“Harus tetap semangat. Pasti besok lebih baik,” gumamku.
“Aku yakin besok bakal lebih banyak pelanggan yang membeli sayur-sayur,” kataku sembari menyinggungkan sebuah senyuman dan menatapa kea rah terikanya matahari.
Keesokan harinya, aku memulai kembali aktivitasku sebagai seorang pedagang sayur. Namun, sama seperti kemarin, tidak banyak pelanggan yang datang membeli sayur-sayurku. Aku mulai putus asa, batinku benar-benar tersiksa.
Disisi lain, otakku mulai berpikir, ini tidak akan berhasil. Lihat saja kehidupan orang-orang di eks lokalisasi ini, hampir semuanya berada dalam keterpurukan dan berusaha membangun kehidupan lagi dari awal.
Selama ini kehidupan perekonomian masyarakat yang berada disini sangat bertumpu pada berjalannya aktivitas kehidupan wanita-wanita kupu-kupu malam, seperti ku. Namun, dengan berhentinya aktivitas tersebut seolah telah mematikan perekonomian mereka. Tidak para kupu-kupu malam dan para majikan, namun para pedagang bahkan hingga tukang ojek terkena dampak dari penutupan kebijakan pemerintah. Jadi jangankan membeli sayur, mungkin untuk membeli kebutuhan pokok, seperti beras sangat sulit bagi orang-orang disini.
“Oh Tuhan, apa yang harus aku lakukan,” gumamku, sembari menghala nafas.
Usai merasa gagal menjadi seorang pedagang sayur, aku mencoba beberapa peruntungan lain. Uang 10 juta yang diberikan pemerintah sudah habis, sehingga aku tidak pernah berpikir lagi untuk membuat usaha lain. Bermodalkan ijazah sekolah dasar yang ku punya, aku mencoba untuk melamar pekerjaan dari satu tempat ke tempat pekerjaan yang lain.
Namun, apa lah daya tidak banyak tempat kerja yang mau memperkejakan ku. Mungkin mereka berpikir, mampu apa seseorang yang hanya bermodalkan ijazah sekolah dasar. Terlebih lagi jika mereka tahu apa profesi ku sebelumnya.
Suatu ketika aku diterima menjadi seorang pembantu, lewat lawaran yang aku masukan ke agen penyalur pembantu.
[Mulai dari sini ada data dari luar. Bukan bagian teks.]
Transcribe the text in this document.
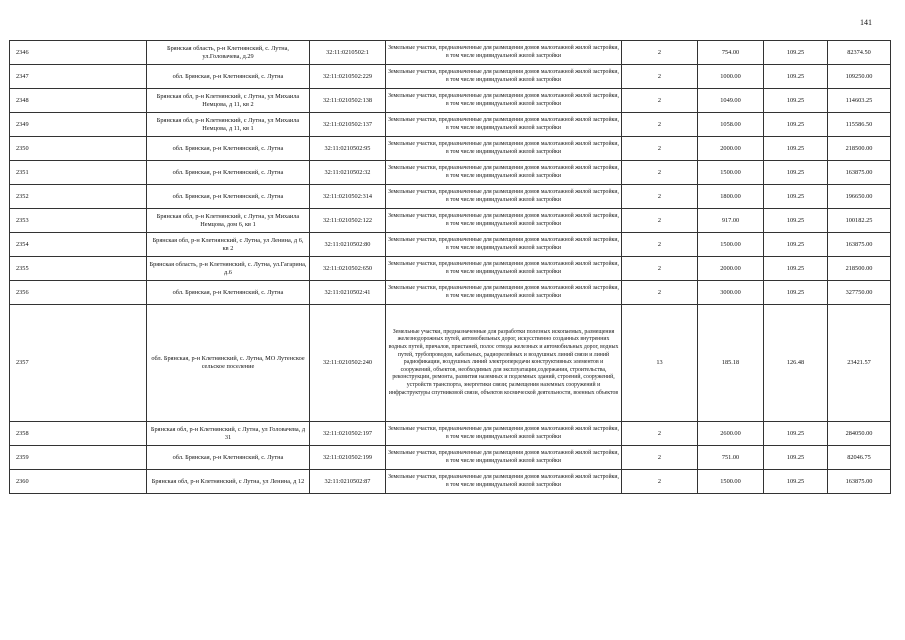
141
2346	Брянская область, р-н Клетнянский, с. Лутна, ул.Головачева, д.29	32:11:0210502:1	Земельные участки, предназначенные для размещения домов малоэтажной жилой застройки, в том числе индивидуальной жилой застройки	2	754.00	109.25	82374.50
2347	обл. Брянская, р-н Клетнянский, с. Лутна	32:11:0210502:229	Земельные участки, предназначенные для размещения домов малоэтажной жилой застройки, в том числе индивидуальной жилой застройки	2	1000.00	109.25	109250.00
2348	Брянская обл, р-н Клетнянский, с Лутна, ул Михаила Немцова, д 11, кв 2	32:11:0210502:138	Земельные участки, предназначенные для размещения домов малоэтажной жилой застройки, в том числе индивидуальной жилой застройки	2	1049.00	109.25	114603.25
2349	Брянская обл, р-н Клетнянский, с Лутна, ул Михаила Немцова, д 11, кв 1	32:11:0210502:137	Земельные участки, предназначенные для размещения домов малоэтажной жилой застройки, в том числе индивидуальной жилой застройки	2	1058.00	109.25	115586.50
2350	обл. Брянская, р-н Клетнянский, с. Лутна	32:11:0210502:95	Земельные участки, предназначенные для размещения домов малоэтажной жилой застройки, в том числе индивидуальной жилой застройки	2	2000.00	109.25	218500.00
2351	обл. Брянская, р-н Клетнянский, с. Лутна	32:11:0210502:32	Земельные участки, предназначенные для размещения домов малоэтажной жилой застройки, в том числе индивидуальной жилой застройки	2	1500.00	109.25	163875.00
2352	обл. Брянская, р-н Клетнянский, с. Лутна	32:11:0210502:314	Земельные участки, предназначенные для размещения домов малоэтажной жилой застройки, в том числе индивидуальной жилой застройки	2	1800.00	109.25	196650.00
2353	Брянская обл, р-н Клетнянский, с Лутна, ул Михаила Немцова, дом 6, кв 1	32:11:0210502:122	Земельные участки, предназначенные для размещения домов малоэтажной жилой застройки, в том числе индивидуальной жилой застройки	2	917.00	109.25	100182.25
2354	Брянская обл, р-н Клетнянский, с Лутна, ул Ленина, д 6, кв 2	32:11:0210502:80	Земельные участки, предназначенные для размещения домов малоэтажной жилой застройки, в том числе индивидуальной жилой застройки	2	1500.00	109.25	163875.00
2355	Брянская область, р-н Клетнянский, с. Лутна, ул.Гагарина, д.6	32:11:0210502:650	Земельные участки, предназначенные для размещения домов малоэтажной жилой застройки, в том числе индивидуальной жилой застройки	2	2000.00	109.25	218500.00
2356	обл. Брянская, р-н Клетнянский, с. Лутна	32:11:0210502:41	Земельные участки, предназначенные для размещения домов малоэтажной жилой застройки, в том числе индивидуальной жилой застройки	2	3000.00	109.25	327750.00
2357	обл. Брянская, р-н Клетнянский, с. Лутна, МО Лутенское сельское поселение	32:11:0210502:240	Земельные участки, предназначенные для разработки полезных ископаемых, размещения железнодорожных путей, автомобильных дорог, искусственно созданных внутренних водных путей, причалов, пристаней, полос отвода железных и автомобильных дорог, водных путей, трубопроводов, кабельных, радиорелейных и воздушных линий связи и линий радиофикации, воздушных линий электропередачи конструктивных элементов и сооружений, объектов, необходимых для эксплуатации,содержания, строительства, реконструкции, ремонта, развития наземных и подземных зданий, строений, сооружений, устройств транспорта, энергетики связи; размещения наземных сооружений и инфраструктуры спутниковой связи, объектов космической деятельности, военных объектов	13	185.18	126.48	23421.57
2358	Брянская обл, р-н Клетнянский, с Лутна, ул Головачева, д 31	32:11:0210502:197	Земельные участки, предназначенные для размещения домов малоэтажной жилой застройки, в том числе индивидуальной жилой застройки	2	2600.00	109.25	284050.00
2359	обл. Брянская, р-н Клетнянский, с. Лутна	32:11:0210502:199	Земельные участки, предназначенные для размещения домов малоэтажной жилой застройки, в том числе индивидуальной жилой застройки	2	751.00	109.25	82046.75
2360	Брянская обл, р-н Клетнянский, с Лутна, ул Ленина, д 12	32:11:0210502:87	Земельные участки, предназначенные для размещения домов малоэтажной жилой застройки, в том числе индивидуальной жилой застройки	2	1500.00	109.25	163875.00
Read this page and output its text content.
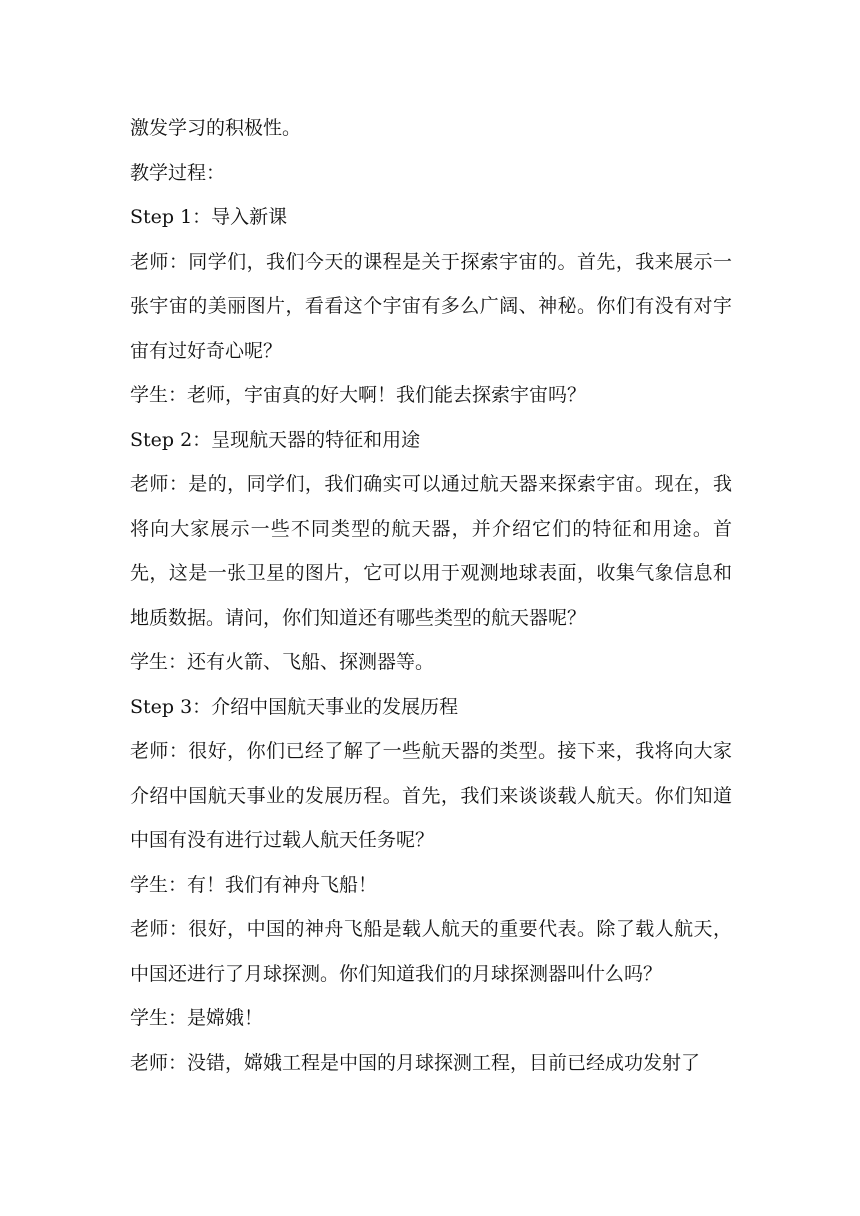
激发学习的积极性。

教学过程：

Step 1：导入新课

老师：同学们，我们今天的课程是关于探索宇宙的。首先，我来展示一张宇宙的美丽图片，看看这个宇宙有多么广阔、神秘。你们有没有对宇宙有过好奇心呢？

学生：老师，宇宙真的好大啊！我们能去探索宇宙吗？

Step 2：呈现航天器的特征和用途

老师：是的，同学们，我们确实可以通过航天器来探索宇宙。现在，我将向大家展示一些不同类型的航天器，并介绍它们的特征和用途。首先，这是一张卫星的图片，它可以用于观测地球表面，收集气象信息和地质数据。请问，你们知道还有哪些类型的航天器呢？

学生：还有火箭、飞船、探测器等。

Step 3：介绍中国航天事业的发展历程

老师：很好，你们已经了解了一些航天器的类型。接下来，我将向大家介绍中国航天事业的发展历程。首先，我们来谈谈载人航天。你们知道中国有没有进行过载人航天任务呢？

学生：有！我们有神舟飞船！

老师：很好，中国的神舟飞船是载人航天的重要代表。除了载人航天，中国还进行了月球探测。你们知道我们的月球探测器叫什么吗？

学生：是嫦娥！

老师：没错，嫦娥工程是中国的月球探测工程，目前已经成功发射了
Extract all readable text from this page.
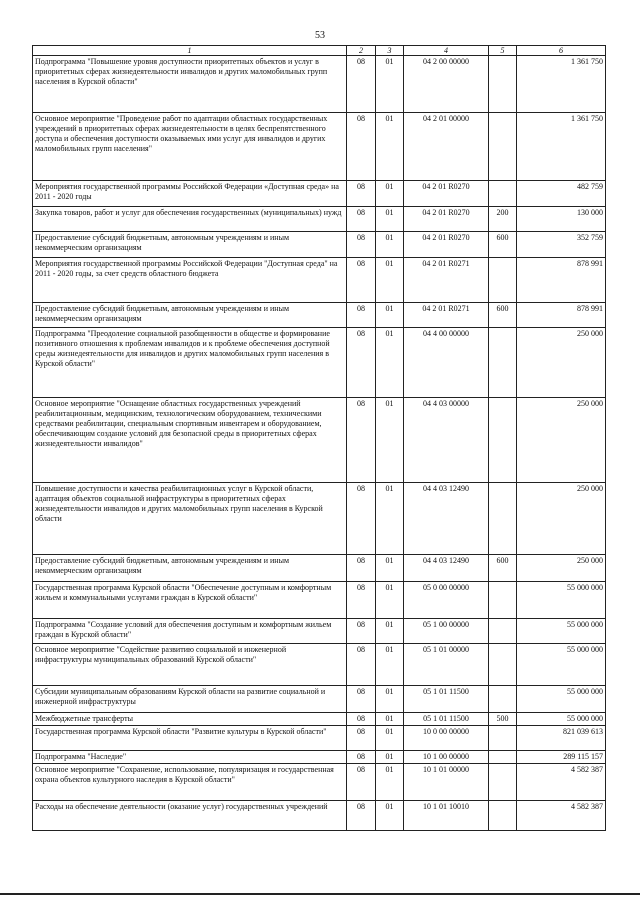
53
1	2	3	4	5	6
Подпрограмма "Повышение уровня доступности приоритетных объектов и услуг в приоритетных сферах жизнедеятельности инвалидов и других маломобильных групп населения в Курской области"	08	01	04 2 00 00000		1 361 750
Основное мероприятие "Проведение работ по адаптации областных государственных учреждений в приоритетных сферах жизнедеятельности в целях беспрепятственного доступа и обеспечения доступности оказываемых ими услуг для инвалидов и других маломобильных групп населения"	08	01	04 2 01 00000		1 361 750
Мероприятия государственной программы Российской Федерации «Доступная среда» на 2011 - 2020 годы	08	01	04 2 01 R0270		482 759
Закупка товаров, работ и услуг для обеспечения государственных (муниципальных) нужд	08	01	04 2 01 R0270	200	130 000
Предоставление субсидий бюджетным, автономным учреждениям и иным некоммерческим организациям	08	01	04 2 01 R0270	600	352 759
Мероприятия государственной программы Российской Федерации "Доступная среда" на 2011 - 2020 годы, за счет средств областного бюджета	08	01	04 2 01 R0271		878 991
Предоставление субсидий бюджетным, автономным учреждениям и иным некоммерческим организациям	08	01	04 2 01 R0271	600	878 991
Подпрограмма "Преодоление социальной разобщенности в обществе и формирование позитивного отношения к проблемам инвалидов и к проблеме обеспечения доступной среды жизнедеятельности для инвалидов и других маломобильных групп населения в Курской области"	08	01	04 4 00 00000		250 000
Основное мероприятие "Оснащение областных государственных учреждений реабилитационным, медицинским, технологическим оборудованием, техническими средствами реабилитации, специальным спортивным инвентарем и оборудованием, обеспечивающим создание условий для безопасной среды в приоритетных сферах жизнедеятельности инвалидов"	08	01	04 4 03 00000		250 000
Повышение доступности и качества реабилитационных услуг в Курской области, адаптация объектов социальной инфраструктуры в приоритетных сферах жизнедеятельности инвалидов и других маломобильных групп населения в Курской области	08	01	04 4 03 12490		250 000
Предоставление субсидий бюджетным, автономным учреждениям и иным некоммерческим организациям	08	01	04 4 03 12490	600	250 000
Государственная программа Курской области "Обеспечение доступным и комфортным жильем и коммунальными услугами граждан в Курской области"	08	01	05 0 00 00000		55 000 000
Подпрограмма "Создание условий для обеспечения доступным и комфортным жильем граждан в Курской области"	08	01	05 1 00 00000		55 000 000
Основное мероприятие "Содействие развитию социальной и инженерной инфраструктуры муниципальных образований Курской области"	08	01	05 1 01 00000		55 000 000
Субсидии муниципальным образованиям Курской области на развитие социальной и инженерной инфраструктуры	08	01	05 1 01 11500		55 000 000
Межбюджетные трансферты	08	01	05 1 01 11500	500	55 000 000
Государственная программа Курской области "Развитие культуры в Курской области"	08	01	10 0 00 00000		821 039 613
Подпрограмма "Наследие"	08	01	10 1 00 00000		289 115 157
Основное мероприятие "Сохранение, использование, популяризация и государственная охрана объектов культурного наследия в Курской области"	08	01	10 1 01 00000		4 582 387
Расходы на обеспечение деятельности (оказание услуг) государственных учреждений	08	01	10 1 01 10010		4 582 387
Aku pun merasa senang, ini mungkin menjadi kesempatan emas untuk mengubah nasib.
Namun, gelagat buruk tampak dari sang majikan pria. Ia kerap kali menatapku dengan tatapan yang nyaris sama dengan yang biasa di perlihatkan oleh laki-laki hidung belang yang aku layani. Aku sedikit risih, tapi aku berusaha berpikiran positif dan berusaha bekerja dengan ikhlas, sembari berharap kehidupan ku akan kembali membaik kedepannya.
“Kamu. Kemari,” tiba-tiba sang majikan pria memanggilku.